Las actividades pre-festivas empiezan una semana antes de la fiesta principal con una serie de atracciones hinchables para los niños en La Rambla Castellana. Al mediodía un pasacalle organizado por la Unión Musical de Higueruelas. Las orquestas ponen música a la verbena nocturna para todo el público.
La paella gigante, ofrenda de flores, carreras de bicis, exposición de fotos antiguas son solo algunas de las actividades mencionados que tienen lugar en estos días.
A partir de 13 de septiembre se inician el ciclo devocional por los santos patrones con las liturgias y misas.
Las pasacalles y mascletas suelen ocupar las mañanas, mientras que las procesiones, vaquillas y toros se apoderan de las noches. Estos actos siguen celebrándose y expandiéndose generación tras generación desde más de 2 siglos.
Y no hay que olvidar que San Isidro y Santa Bárbara también recorren las calles de Higueruelas en fiel procesión.
El primero, como bien se sabe, guarda devociones en la Cooperativa, y ya desde sus orígenes se traslada en el último día de la fiesta, el día 16 de septiembre, hasta la parroquia para recibir sus honores correspondientes. Su recorrido tiene la peculiaridad de terminar con la procesión de los tractores del pueblo.
Por su parte, Santa Bárbara, conocida también como “la pequeñita”, no es menor en importancia ni mucho menos.
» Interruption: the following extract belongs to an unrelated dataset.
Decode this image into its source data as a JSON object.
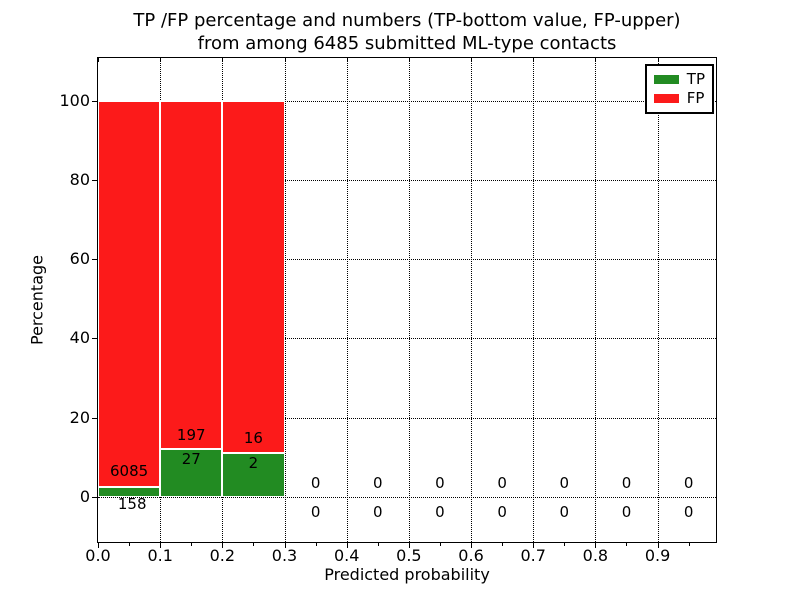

Su recorrido posee un número de seguidores muy importante, cosa que quizás sea obvia pues esta “pequeña” santa es la que da nombre a la Parroquia de Santa Bárbara, que es el monumento arquitectónico más impresionante del municipio.
San Antón, como la gran mayoría de las fiestas de los pueblos, se celebra y vive en la calle, pero además su popularidad no se puede poner en duda. Entre los diversos actos que configuran la fiesta, la hoguera es la principal protagonista. La hoguera municipal , frecuentemente establecida en la Plaza de Iglesia y patrocinada por el Ayuntamiento, se enciende por la tarde de la mano de las personas más longevas del pueblo.
En Higueruelas es tradición que se juntan los amigos y vecinos de cada calle, y durante los días de víspera se recoge leña para hacer cada hoguera de manera colectiva. Se han llegado a observar más de 20 hogueras repartidas por todo el pueblo, que son recorridas por vecinos y forasteros, y en las que se agasaja a los visitantes con pastas dulces y licores.
La fiesta empieza por la mañana con volteo de campanas y disparo de mascletas en la Plaza de la Iglesia.
Después de la misa en honor a San Antón a medio día del sábado se celebra un vistoso pasacalle con la Unión Musical de Higueruelas.
Además se realizan un sinfín de actividades y actos populares, que son tan variados como divertidos, siendo muy recomendable su asistencia, pues saciará la curiosidad de muchos y las ganas de competir de otros. Uno de los ejemplos más llamativos es por ejemplo la popular carrera de candiles.
También tienen un papel importante la pólvora, las tracas, y los fuegos de artificio.
Después de la misa por la tarde hacen procesión y bendición de los animales. Los animales son los principales protagonistas de la ceremonia. Si bien eran más habituales los empleados en la agricultura, ahora todo tipo de mascotas forman parte del elenco. Estos peculiares e importantes protagonistas son bendecidos por el párroco uno a uno para otorgarles su protección según es tradición.
Igualmente se reparte el exquisito pan bendito y hacen la merienda en la Plaza de la Iglesia con chocolate caliente.
En las últimas horas de la tarde y durante la noche no pueden faltar las diversas orquestas, grupos musicales y discomóviles, los cuales invitan a la población y sus visitantes a bailar y celebrar San Antón con alegría y mucho jolgorio.